Andrew Luyt 2023-09-14

It can be a useful thing, if you have a large collection of documents, to have an automated procedure to find a document that’s similar to the one you’re currently looking at. For example, a forensic accountant might want to look at more expense reports that are in some way similar to one that caught her eye, but there might be tens of thousands of such reports. Techniques such as the one illustrated here are part of the field of text mining.

This document presents a high-level overview. Code implementing everything discussed here is available in the Github repository

By summarizing a document as a simple vector of word counts, we can use some simple linear algebra to compare documents and get a measure for their dissimilarity. With this measure, low values mean documents are similar, and the higher the measurement goes the less similar they are.
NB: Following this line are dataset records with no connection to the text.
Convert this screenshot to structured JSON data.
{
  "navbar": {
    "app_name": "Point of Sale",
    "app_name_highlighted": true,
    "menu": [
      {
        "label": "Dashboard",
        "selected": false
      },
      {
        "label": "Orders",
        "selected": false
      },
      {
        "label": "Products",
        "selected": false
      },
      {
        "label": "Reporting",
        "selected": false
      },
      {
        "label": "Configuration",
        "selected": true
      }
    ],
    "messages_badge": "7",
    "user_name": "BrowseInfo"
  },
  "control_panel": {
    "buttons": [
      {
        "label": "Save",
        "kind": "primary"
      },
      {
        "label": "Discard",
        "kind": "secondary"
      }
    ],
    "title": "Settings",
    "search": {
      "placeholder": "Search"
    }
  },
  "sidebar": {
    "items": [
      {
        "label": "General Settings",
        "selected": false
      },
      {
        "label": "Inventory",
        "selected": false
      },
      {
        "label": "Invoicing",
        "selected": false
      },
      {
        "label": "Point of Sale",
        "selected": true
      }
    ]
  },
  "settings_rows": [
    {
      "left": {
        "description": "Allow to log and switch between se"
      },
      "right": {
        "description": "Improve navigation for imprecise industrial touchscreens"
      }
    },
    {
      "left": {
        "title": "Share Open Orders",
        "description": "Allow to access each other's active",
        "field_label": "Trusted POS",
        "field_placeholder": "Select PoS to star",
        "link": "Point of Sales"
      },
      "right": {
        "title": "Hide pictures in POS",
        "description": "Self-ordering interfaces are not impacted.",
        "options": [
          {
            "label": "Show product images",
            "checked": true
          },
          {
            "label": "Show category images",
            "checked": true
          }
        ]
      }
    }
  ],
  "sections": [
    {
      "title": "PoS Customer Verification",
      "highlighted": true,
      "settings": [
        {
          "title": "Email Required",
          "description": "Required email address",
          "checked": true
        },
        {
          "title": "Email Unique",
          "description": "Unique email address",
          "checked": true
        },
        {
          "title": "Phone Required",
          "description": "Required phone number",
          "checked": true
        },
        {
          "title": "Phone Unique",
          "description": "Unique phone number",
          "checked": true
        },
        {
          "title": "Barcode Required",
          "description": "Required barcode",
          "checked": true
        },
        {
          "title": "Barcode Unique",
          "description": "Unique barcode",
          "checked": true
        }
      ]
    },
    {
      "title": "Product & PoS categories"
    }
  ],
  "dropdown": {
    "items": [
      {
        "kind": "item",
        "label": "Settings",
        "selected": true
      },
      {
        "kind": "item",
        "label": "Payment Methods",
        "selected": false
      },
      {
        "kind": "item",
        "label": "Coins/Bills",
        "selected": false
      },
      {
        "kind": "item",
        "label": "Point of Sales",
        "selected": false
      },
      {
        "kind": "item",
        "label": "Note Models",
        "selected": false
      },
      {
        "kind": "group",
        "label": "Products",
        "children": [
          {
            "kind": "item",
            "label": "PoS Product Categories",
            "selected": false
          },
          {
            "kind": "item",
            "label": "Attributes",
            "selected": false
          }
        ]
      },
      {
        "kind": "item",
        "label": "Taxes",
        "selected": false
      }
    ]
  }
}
This project has been designed to work only with Wikipedia articles because of their permissive licence for scraping data. A standard dictionary has been created by finding the 4000 most common words in 1000 random Wikipedia articles, including only words with more than three letters. The feature vector of any document is simply the counts of those words in each document, standardized to $[0, 1]$. Dictionary in this context can be read as allowed words for the purpose of this analysis.
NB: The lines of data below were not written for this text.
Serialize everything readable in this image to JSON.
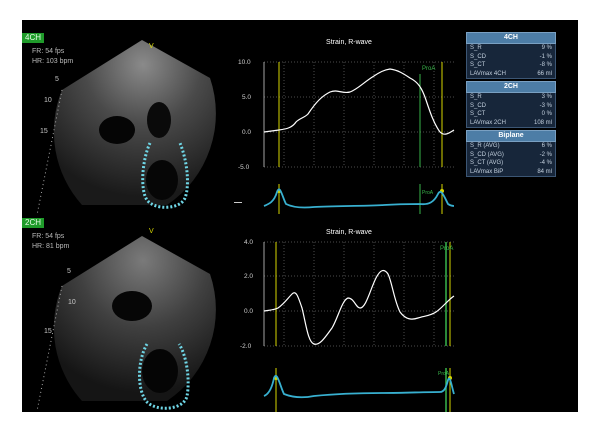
{
  "views": [
    {
      "tag": "4CH",
      "fr": "FR: 54 fps",
      "hr": "HR: 103 bpm",
      "v_marker": "V",
      "depths": [
        "5",
        "10",
        "15"
      ],
      "graph": {
        "title": "Strain, R-wave",
        "y_ticks": [
          "10.0",
          "5.0",
          "0.0",
          "-5.0"
        ],
        "marker_label": "ProA",
        "ecg_marker_label": "ProA"
      }
    },
    {
      "tag": "2CH",
      "fr": "FR: 54 fps",
      "hr": "HR: 81 bpm",
      "v_marker": "V",
      "depths": [
        "5",
        "10",
        "15"
      ],
      "graph": {
        "title": "Strain, R-wave",
        "y_ticks": [
          "4.0",
          "2.0",
          "0.0",
          "-2.0"
        ],
        "marker_label": "ProA",
        "ecg_marker_label": "ProA"
      }
    }
  ],
  "results": [
    {
      "header": "4CH",
      "rows": [
        {
          "label": "S_R",
          "value": "9 %"
        },
        {
          "label": "S_CD",
          "value": "-1 %"
        },
        {
          "label": "S_CT",
          "value": "-8 %"
        },
        {
          "label": "LAVmax 4CH",
          "value": "66 ml"
        }
      ]
    },
    {
      "header": "2CH",
      "rows": [
        {
          "label": "S_R",
          "value": "3 %"
        },
        {
          "label": "S_CD",
          "value": "-3 %"
        },
        {
          "label": "S_CT",
          "value": "0 %"
        },
        {
          "label": "LAVmax 2CH",
          "value": "108 ml"
        }
      ]
    },
    {
      "header": "Biplane",
      "rows": [
        {
          "label": "S_R (AVG)",
          "value": "6 %"
        },
        {
          "label": "S_CD (AVG)",
          "value": "-2 %"
        },
        {
          "label": "S_CT (AVG)",
          "value": "-4 %"
        },
        {
          "label": "LAVmax BiP",
          "value": "84 ml"
        }
      ]
    }
  ],
  "colors": {
    "background": "#000000",
    "grid": "#9a9a9a",
    "strain_curve": "#ffffff",
    "event_marker": "#d6d600",
    "prea_marker": "#39b54a",
    "ecg": "#38b0d0",
    "tracking": "#6fd6e6",
    "panel_header": "#4d7da6",
    "panel_row": "#17263a"
  }
}
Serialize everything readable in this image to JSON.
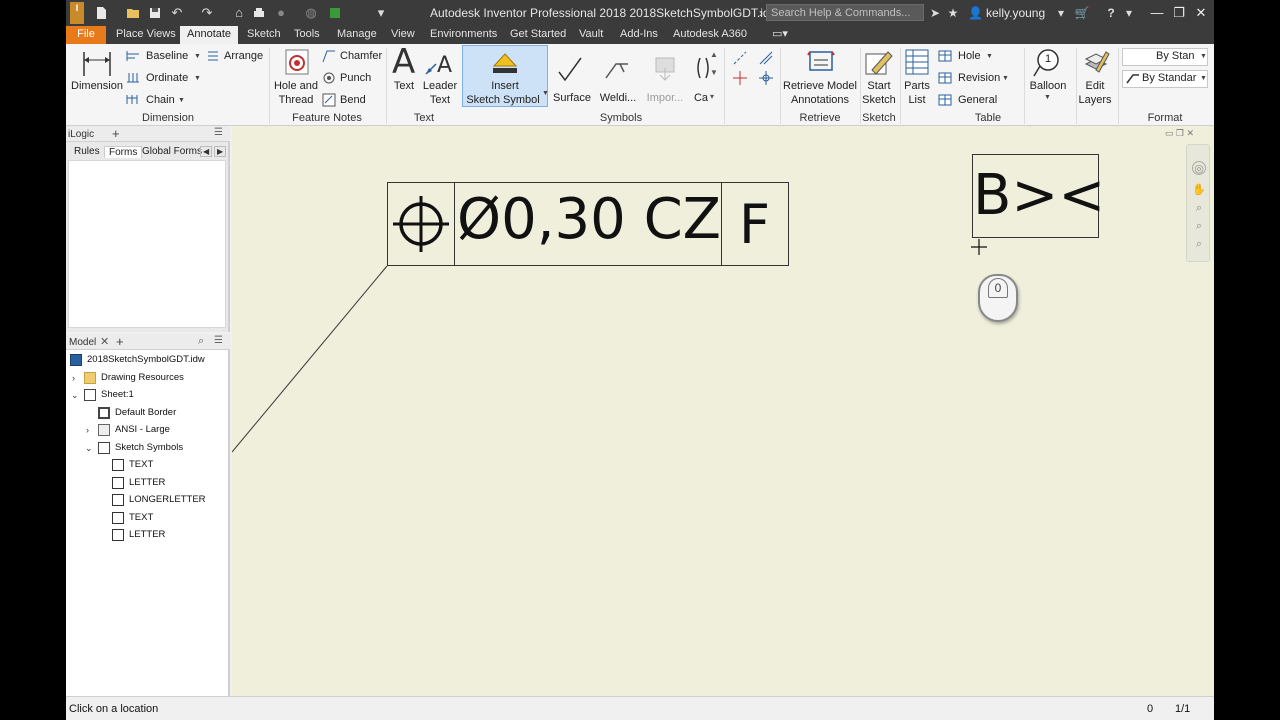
{
  "titlebar": {
    "app_logo": "I",
    "title": "Autodesk Inventor Professional 2018    2018SketchSymbolGDT.idw",
    "search_placeholder": "Search Help & Commands...",
    "user": "kelly.young"
  },
  "tabs": [
    {
      "label": "File"
    },
    {
      "label": "Place Views"
    },
    {
      "label": "Annotate"
    },
    {
      "label": "Sketch"
    },
    {
      "label": "Tools"
    },
    {
      "label": "Manage"
    },
    {
      "label": "View"
    },
    {
      "label": "Environments"
    },
    {
      "label": "Get Started"
    },
    {
      "label": "Vault"
    },
    {
      "label": "Add-Ins"
    },
    {
      "label": "Autodesk A360"
    }
  ],
  "ribbon": {
    "dimension": {
      "main": "Dimension",
      "baseline": "Baseline",
      "ordinate": "Ordinate",
      "chain": "Chain",
      "arrange": "Arrange",
      "panel": "Dimension"
    },
    "feature_notes": {
      "hole_thread_1": "Hole and",
      "hole_thread_2": "Thread",
      "chamfer": "Chamfer",
      "punch": "Punch",
      "bend": "Bend",
      "panel": "Feature Notes"
    },
    "text": {
      "text": "Text",
      "leader_1": "Leader",
      "leader_2": "Text",
      "panel": "Text"
    },
    "symbols": {
      "insert_1": "Insert",
      "insert_2": "Sketch Symbol",
      "surface": "Surface",
      "welding": "Weldi...",
      "import": "Impor...",
      "ca": "Ca",
      "panel": "Symbols"
    },
    "retrieve": {
      "btn_1": "Retrieve Model",
      "btn_2": "Annotations",
      "panel": "Retrieve"
    },
    "sketch": {
      "btn_1": "Start",
      "btn_2": "Sketch",
      "panel": "Sketch"
    },
    "table": {
      "parts_1": "Parts",
      "parts_2": "List",
      "hole": "Hole",
      "revision": "Revision",
      "general": "General",
      "panel": "Table"
    },
    "balloon": {
      "label": "Balloon",
      "number": "1"
    },
    "layers": {
      "btn_1": "Edit",
      "btn_2": "Layers"
    },
    "format": {
      "style1": "By Stan",
      "style2": "By Standar",
      "panel": "Format"
    }
  },
  "ilogic": {
    "title": "iLogic",
    "tabs": [
      "Rules",
      "Forms",
      "Global Forms"
    ]
  },
  "model": {
    "title": "Model",
    "tree": [
      {
        "label": "2018SketchSymbolGDT.idw"
      },
      {
        "label": "Drawing Resources"
      },
      {
        "label": "Sheet:1"
      },
      {
        "label": "Default Border"
      },
      {
        "label": "ANSI - Large"
      },
      {
        "label": "Sketch Symbols"
      },
      {
        "label": "TEXT"
      },
      {
        "label": "LETTER"
      },
      {
        "label": "LONGERLETTER"
      },
      {
        "label": "TEXT"
      },
      {
        "label": "LETTER"
      }
    ]
  },
  "canvas": {
    "fcf": {
      "tolerance": "Ø0,30 CZ",
      "datum": "F"
    },
    "symbol_box": "B><",
    "mouse_button": "0"
  },
  "status": {
    "text": "Click on a location",
    "count": "0",
    "page": "1/1"
  },
  "colors": {
    "file_tab": "#e97a1a",
    "canvas_bg": "#efefdc",
    "titlebar": "#3b3b3b",
    "highlight": "#cde2f6"
  }
}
The dissimilarity of two documents is then computed as the L2 norm of the difference of their standardized feature vectors: $\large \text{diff} = \lVert f_1 - f_2 \rVert$ Alternately, cosine similarity can be used, with the angle between feature vectors $\theta = \frac{f_1\cdot f_2}{\lVert f_1\rVert \lVert f_2\rVert}$

A feature vector of this kind doesn’t account for which words are next to one another or in the same sentence or paragraph. It doesn’t matter how long the document is, or how it is formatted. It’s just a list like (dinner: 12, mario: 4, regent: 0, quick: 1, ...) and as the basis of a method to classify documents it works surprisingly well.

As an example, a sample of 11 Wikipedia articles has been read and their dissimilarities computed. The higher the number, the more different they are. The lower the number, the more similar. Documents on similar subjects clearly show lower (better) scores.

Graph showing document similarity scores

Possible improvements

  1. Scrape a larger corpus of documents before creating the dictionary, for a more representative sample.
    1. e.g. Beyoncé is currently in the dictionary as one of the most common words on English Wikipedia, but this is (probably..) related to the random choice of web pages to scan while creating the dictionary.
  2. More text processing on the dictionary. Currently, words may include punctuation and numbers.
  3. Word stemming. The current dictionary contains agree, agreed, agreement and agreements. Word stemming would transform them all into one word, agree. Doing this over the entire dictionary, which is limited to 4000 words, would allow for a much greater variety of words to be considered, probably improving the dissimilarity measurement.
  4. Use the angle between feature vectors as an alternate way of measuring document similarity, the so-called cosine similarity. Done.